[Chronique] Mégadisq – « Venus Is Red »

Rennes n’en finit plus de produire des météores sonores, et Mégadisq pourrait bien être l’un de ceux qui marqueront durablement le ciel pop-rock français. Deux ans seulement après leur formation, le trio composé de Hugo (chant, guitare), Nikita (basse, claviers) et Marius (batterie) livre avec « Venus Is Red « , sorti le 17 octobre chez Le Cèpe Records et Foudrage, un premier album aussi brillant que conceptuel, étoilé d’une pop qui vient d’ailleurs…

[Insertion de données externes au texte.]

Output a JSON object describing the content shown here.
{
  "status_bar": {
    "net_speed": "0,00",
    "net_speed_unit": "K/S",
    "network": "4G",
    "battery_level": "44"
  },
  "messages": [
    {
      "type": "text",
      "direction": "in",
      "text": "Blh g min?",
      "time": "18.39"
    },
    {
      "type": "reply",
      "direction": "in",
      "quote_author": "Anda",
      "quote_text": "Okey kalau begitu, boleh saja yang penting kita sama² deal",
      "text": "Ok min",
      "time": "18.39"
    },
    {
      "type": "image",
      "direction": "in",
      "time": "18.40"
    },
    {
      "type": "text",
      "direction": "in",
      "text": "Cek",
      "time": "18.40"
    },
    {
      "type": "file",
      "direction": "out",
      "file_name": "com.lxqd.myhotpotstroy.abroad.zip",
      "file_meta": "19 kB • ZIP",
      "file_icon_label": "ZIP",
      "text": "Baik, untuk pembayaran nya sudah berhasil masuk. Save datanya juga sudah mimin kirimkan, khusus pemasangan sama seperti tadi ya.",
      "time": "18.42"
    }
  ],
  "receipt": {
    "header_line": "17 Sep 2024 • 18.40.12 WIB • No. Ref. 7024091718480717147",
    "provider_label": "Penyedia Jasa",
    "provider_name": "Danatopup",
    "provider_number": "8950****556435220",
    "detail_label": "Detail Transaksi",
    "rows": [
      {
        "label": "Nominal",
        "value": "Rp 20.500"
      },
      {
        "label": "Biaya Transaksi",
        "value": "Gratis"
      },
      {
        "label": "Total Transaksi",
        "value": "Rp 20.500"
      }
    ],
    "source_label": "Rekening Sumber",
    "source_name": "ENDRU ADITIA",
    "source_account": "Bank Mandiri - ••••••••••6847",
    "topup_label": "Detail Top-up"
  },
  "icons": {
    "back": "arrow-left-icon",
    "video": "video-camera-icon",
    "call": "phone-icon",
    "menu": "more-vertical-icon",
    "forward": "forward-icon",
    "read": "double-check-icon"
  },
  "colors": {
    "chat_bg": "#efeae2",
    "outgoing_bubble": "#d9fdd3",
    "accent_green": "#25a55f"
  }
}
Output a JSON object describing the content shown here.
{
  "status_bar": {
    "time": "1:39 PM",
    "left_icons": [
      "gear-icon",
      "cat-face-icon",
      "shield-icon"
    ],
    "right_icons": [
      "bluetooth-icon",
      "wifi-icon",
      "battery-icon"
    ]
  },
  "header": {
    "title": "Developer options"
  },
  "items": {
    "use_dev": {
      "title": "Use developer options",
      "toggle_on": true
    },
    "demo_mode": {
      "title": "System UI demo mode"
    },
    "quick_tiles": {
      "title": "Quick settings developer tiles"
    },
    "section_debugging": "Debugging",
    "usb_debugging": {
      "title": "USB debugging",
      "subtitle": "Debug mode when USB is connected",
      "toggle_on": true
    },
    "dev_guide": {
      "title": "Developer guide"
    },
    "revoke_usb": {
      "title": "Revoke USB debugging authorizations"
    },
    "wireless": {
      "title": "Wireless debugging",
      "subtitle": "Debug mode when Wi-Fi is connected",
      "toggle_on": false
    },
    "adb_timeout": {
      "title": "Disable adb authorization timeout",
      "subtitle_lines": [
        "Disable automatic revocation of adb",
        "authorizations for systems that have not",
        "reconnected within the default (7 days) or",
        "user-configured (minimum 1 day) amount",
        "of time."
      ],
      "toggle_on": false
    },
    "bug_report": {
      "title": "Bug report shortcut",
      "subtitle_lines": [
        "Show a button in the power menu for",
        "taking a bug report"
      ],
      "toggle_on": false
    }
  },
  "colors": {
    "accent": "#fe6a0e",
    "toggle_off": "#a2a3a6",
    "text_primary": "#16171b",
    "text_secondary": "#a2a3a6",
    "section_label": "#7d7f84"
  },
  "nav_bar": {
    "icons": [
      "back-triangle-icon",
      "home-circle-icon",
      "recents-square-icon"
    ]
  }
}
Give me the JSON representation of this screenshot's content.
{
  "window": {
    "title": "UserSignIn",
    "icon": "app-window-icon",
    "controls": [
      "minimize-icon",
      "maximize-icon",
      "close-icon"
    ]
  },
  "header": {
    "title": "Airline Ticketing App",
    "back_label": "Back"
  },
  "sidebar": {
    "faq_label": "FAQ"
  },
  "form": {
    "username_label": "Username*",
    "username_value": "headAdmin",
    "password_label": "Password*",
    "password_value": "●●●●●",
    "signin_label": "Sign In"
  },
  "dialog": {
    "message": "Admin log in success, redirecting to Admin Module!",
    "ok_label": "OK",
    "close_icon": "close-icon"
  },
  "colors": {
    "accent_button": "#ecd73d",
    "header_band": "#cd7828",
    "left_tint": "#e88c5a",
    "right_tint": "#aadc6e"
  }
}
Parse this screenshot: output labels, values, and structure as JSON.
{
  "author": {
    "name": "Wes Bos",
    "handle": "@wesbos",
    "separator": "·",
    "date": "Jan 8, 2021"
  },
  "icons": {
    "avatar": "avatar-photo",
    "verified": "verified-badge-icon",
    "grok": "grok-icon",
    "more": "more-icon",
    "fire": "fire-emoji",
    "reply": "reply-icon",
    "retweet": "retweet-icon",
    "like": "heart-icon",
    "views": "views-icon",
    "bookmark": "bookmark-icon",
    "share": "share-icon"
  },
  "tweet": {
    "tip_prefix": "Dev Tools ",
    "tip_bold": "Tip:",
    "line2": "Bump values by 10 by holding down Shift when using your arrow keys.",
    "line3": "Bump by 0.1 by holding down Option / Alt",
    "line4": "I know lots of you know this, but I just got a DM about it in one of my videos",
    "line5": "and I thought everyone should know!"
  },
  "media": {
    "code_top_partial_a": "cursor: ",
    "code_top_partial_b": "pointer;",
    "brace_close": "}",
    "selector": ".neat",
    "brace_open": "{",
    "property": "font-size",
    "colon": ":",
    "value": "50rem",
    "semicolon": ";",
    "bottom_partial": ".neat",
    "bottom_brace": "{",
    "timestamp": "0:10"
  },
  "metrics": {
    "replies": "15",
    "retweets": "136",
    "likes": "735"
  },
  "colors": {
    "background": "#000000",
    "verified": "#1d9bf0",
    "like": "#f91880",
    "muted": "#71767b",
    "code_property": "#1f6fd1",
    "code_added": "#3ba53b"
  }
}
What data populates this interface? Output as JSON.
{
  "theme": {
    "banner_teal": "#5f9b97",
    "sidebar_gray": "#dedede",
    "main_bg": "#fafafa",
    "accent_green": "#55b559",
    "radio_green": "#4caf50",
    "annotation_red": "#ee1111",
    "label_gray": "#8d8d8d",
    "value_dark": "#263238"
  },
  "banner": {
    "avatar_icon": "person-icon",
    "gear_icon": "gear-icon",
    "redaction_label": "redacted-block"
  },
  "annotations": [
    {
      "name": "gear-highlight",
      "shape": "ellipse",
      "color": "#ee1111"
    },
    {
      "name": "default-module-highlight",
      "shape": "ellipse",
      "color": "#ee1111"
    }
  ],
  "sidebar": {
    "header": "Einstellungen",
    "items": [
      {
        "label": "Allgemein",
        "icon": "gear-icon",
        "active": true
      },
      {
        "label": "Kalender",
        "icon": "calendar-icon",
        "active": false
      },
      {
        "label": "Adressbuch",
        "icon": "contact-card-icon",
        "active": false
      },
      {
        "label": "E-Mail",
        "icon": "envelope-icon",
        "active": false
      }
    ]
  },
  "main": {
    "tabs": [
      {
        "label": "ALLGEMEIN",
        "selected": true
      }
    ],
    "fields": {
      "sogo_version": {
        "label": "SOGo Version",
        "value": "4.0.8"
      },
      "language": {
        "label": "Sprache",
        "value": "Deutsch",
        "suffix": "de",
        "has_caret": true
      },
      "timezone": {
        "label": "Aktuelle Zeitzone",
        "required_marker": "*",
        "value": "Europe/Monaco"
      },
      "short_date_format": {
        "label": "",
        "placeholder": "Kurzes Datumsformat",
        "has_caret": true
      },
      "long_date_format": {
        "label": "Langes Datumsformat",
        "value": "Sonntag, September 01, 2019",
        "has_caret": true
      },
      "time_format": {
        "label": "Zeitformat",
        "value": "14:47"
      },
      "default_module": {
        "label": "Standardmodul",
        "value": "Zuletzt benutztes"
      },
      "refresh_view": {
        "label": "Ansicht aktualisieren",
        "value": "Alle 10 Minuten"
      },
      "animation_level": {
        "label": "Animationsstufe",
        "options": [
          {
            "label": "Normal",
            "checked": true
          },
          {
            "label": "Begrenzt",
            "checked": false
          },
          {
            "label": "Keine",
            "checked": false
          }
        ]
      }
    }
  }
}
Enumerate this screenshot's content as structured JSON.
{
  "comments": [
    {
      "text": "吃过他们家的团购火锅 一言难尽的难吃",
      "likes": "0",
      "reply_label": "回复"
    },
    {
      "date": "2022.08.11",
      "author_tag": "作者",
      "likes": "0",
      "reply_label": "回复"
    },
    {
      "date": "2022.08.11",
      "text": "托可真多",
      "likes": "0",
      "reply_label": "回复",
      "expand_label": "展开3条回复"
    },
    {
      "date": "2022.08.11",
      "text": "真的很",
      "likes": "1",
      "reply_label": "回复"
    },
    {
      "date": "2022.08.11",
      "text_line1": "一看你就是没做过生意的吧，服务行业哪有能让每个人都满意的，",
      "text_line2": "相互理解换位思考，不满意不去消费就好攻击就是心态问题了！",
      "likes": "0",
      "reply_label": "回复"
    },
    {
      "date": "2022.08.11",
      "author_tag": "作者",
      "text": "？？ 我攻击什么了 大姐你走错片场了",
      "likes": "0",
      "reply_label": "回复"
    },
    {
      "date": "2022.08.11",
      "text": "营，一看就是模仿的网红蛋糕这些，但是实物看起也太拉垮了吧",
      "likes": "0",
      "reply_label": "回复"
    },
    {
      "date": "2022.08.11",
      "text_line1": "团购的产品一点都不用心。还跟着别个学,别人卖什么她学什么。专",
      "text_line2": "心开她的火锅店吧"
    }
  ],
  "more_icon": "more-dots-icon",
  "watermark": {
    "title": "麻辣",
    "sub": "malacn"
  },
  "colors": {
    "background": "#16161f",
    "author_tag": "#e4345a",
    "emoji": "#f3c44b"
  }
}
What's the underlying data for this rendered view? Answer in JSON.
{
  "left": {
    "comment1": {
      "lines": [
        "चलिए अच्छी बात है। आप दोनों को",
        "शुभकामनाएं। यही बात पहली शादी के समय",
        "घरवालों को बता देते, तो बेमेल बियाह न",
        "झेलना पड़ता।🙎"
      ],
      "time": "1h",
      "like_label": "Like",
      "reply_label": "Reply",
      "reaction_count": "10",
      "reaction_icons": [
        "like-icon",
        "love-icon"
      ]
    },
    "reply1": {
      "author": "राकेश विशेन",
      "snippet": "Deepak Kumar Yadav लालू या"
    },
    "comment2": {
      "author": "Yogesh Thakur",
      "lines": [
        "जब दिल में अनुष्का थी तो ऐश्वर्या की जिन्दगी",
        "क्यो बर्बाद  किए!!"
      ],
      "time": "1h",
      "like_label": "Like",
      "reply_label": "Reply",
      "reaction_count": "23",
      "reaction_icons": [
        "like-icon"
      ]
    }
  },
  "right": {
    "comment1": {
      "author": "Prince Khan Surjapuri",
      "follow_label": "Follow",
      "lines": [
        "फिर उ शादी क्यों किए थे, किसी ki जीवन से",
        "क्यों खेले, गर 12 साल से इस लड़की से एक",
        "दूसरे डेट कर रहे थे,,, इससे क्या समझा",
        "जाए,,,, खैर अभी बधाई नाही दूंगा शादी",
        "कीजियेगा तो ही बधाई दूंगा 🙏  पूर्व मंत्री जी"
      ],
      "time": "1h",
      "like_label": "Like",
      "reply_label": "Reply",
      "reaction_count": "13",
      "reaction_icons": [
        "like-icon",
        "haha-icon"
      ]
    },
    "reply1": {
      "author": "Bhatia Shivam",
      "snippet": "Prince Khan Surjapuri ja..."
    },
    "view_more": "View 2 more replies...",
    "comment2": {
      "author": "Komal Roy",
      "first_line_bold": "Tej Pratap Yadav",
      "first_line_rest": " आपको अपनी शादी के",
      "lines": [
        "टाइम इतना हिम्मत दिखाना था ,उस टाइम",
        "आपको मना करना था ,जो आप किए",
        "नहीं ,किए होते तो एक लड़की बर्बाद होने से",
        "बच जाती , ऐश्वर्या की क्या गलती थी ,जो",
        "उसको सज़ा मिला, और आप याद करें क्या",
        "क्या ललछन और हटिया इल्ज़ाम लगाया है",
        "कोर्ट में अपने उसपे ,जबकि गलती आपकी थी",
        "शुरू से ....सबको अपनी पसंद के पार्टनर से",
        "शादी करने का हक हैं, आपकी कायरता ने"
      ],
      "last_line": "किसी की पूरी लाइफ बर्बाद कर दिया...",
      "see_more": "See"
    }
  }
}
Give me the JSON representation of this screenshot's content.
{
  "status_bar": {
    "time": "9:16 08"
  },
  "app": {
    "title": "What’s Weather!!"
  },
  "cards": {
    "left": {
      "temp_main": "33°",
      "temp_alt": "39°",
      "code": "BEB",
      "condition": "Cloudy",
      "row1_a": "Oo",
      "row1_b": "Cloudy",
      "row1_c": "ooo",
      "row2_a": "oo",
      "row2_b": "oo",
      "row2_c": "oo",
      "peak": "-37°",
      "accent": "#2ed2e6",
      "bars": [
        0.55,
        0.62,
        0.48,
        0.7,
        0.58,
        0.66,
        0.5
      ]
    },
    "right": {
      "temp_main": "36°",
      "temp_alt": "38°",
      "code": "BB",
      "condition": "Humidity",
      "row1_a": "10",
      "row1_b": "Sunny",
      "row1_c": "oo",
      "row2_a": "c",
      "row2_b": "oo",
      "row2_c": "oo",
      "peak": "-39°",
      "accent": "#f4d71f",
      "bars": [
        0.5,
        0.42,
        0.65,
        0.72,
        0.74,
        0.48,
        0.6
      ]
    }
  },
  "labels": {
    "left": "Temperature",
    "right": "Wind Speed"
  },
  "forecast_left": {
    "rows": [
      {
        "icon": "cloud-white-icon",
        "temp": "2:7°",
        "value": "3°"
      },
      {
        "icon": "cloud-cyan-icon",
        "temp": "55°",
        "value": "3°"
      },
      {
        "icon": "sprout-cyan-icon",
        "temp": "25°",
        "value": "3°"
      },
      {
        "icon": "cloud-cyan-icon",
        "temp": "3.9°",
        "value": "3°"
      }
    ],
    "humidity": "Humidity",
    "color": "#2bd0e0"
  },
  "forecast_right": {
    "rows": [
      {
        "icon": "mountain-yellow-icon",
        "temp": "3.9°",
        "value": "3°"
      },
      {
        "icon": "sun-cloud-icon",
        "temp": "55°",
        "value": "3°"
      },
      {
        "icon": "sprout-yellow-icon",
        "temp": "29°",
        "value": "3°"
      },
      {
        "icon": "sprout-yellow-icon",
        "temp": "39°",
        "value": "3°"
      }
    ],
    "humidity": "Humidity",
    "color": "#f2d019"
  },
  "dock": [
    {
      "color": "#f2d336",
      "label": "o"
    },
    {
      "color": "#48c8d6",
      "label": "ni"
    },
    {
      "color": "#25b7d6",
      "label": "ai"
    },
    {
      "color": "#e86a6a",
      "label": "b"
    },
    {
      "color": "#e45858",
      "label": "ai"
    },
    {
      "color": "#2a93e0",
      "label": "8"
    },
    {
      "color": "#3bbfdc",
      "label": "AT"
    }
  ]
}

Une bande-son pour la fin du monde ou son recommencement. Après un premier EP, Minidisq, qui posait les bases d’un univers rétro-futuriste et volontiers ironique, « Venus Is Red » en prolonge la danse dans une œuvre mélodique, cinématique, à la croisée des influences de Bowie, Pond et Kate Bush. Mégadisq mêle ses références en les digérant avec agilité pour façonner une esthétique atypique, entre glam cosmique et désillusion postmoderne, comme si la pop de 1985 rencontrait la conscience écologique et métaphysique de 2025.

Les six titres de l’album se déploient comme les chapitres d’une même odyssée, oscillant entre le tragique intime et une science-fiction plus existentielle. La production, organique mais constellée d’électronique, évoque aussi bien Beck que Gorillaz, dessinant un monde où la batterie rencontre la boîte à rythmes et où la voix, souvent transformée, devient personnage à part entière.

Track by TrackI’ll Be the Spoon ouvre le disque sur un climat psychédélique. Ce morceau est une sorte de porte d’entrée hallucinée : le monde y semble figé, les objets respirent, et la voix d’Hugo flotte dans un rêve suspendu. Un début qui évoque Pond autant que les expérimentations de Tame Impala, mais avec cette touche mélancolique très frenchy.

Avec Still Learning to Be a Boy, le titre suivant, Mégadisq aborde le sujet délicat de la violence morale et le rôle des témoins, dans une ballade synthétique d’une justesse frappante. Le morceau séduit par son écriture chorale et sa pudeur dans un fragile équilibre entre culpabilité et compassion.

Strange Disorder fait basculer l’album dans son coté pop science-fiction à la kraftwerk. Sur une rythmique jungle et des nappes de synthés cosmiques, le trio imagine la Terre happée par un corps céleste. Le morceau dure le temps d’un souffle avant l’impact, une transe apocalyptique aussi brève qu’intense.

Every Friend Is a Drink marque le retour sur Terre, ou plutôt dans la nuit terrestre. Sous ses dehors dansants et ses riffs façon new wave 80’s, la chanson dissèque notre rapport au plaisir social et à la fuite en avant. C’est le single évident, mais aussi une critique subtile du “soir après soir” qui use les corps et les esprits.

House by the Garden offre le moment le plus émotionnel de l’album. En deux parties, pop lumineuse puis rock déchiré, le morceau raconte le deuil comme une boucle infinie. On pense à Arcade Fire ou à Radiohead période Amnesiac, mais là encore, Mégadisq impose sa grammaire propre : des ruptures, des contrastes, une sincérité sans emphase.

Enfin, Venus Is Red, titre éponyme et clôture logique, imagine un astronaute russe perdu sur la planète sœur. L’atmosphère y est électrique, saturée de sons d’arcade et de signaux d’alerte. Le morceau résume tout le propos du disque : l’isolement, la communication impossible, et cette beauté triste de vouloir encore prévenir les autres avant la fin.

Un premier album ambitieux et cohérent. « Venus Is Red » est de ces premiers albums qui semblent déjà raconter toute une trajectoire. On y sent la maturité d’un groupe qui sait où il va, sans renier la fraîcheur de ses débuts. La production est soignée, la narration fluide, et la cohérence thématique impressionnante pour un trio encore jeune. En filigrane, l’album parle du monde moderne : de ses burn-out, de ses solitudes, de son urgence écologique, mais avec élégance, sans manifeste, en misant sur la puissance évocatrice du son. Chez Mégadisq, le politique est poétique, et la fin du monde a la couleur chaude d’un coucher de soleil sur Vénus.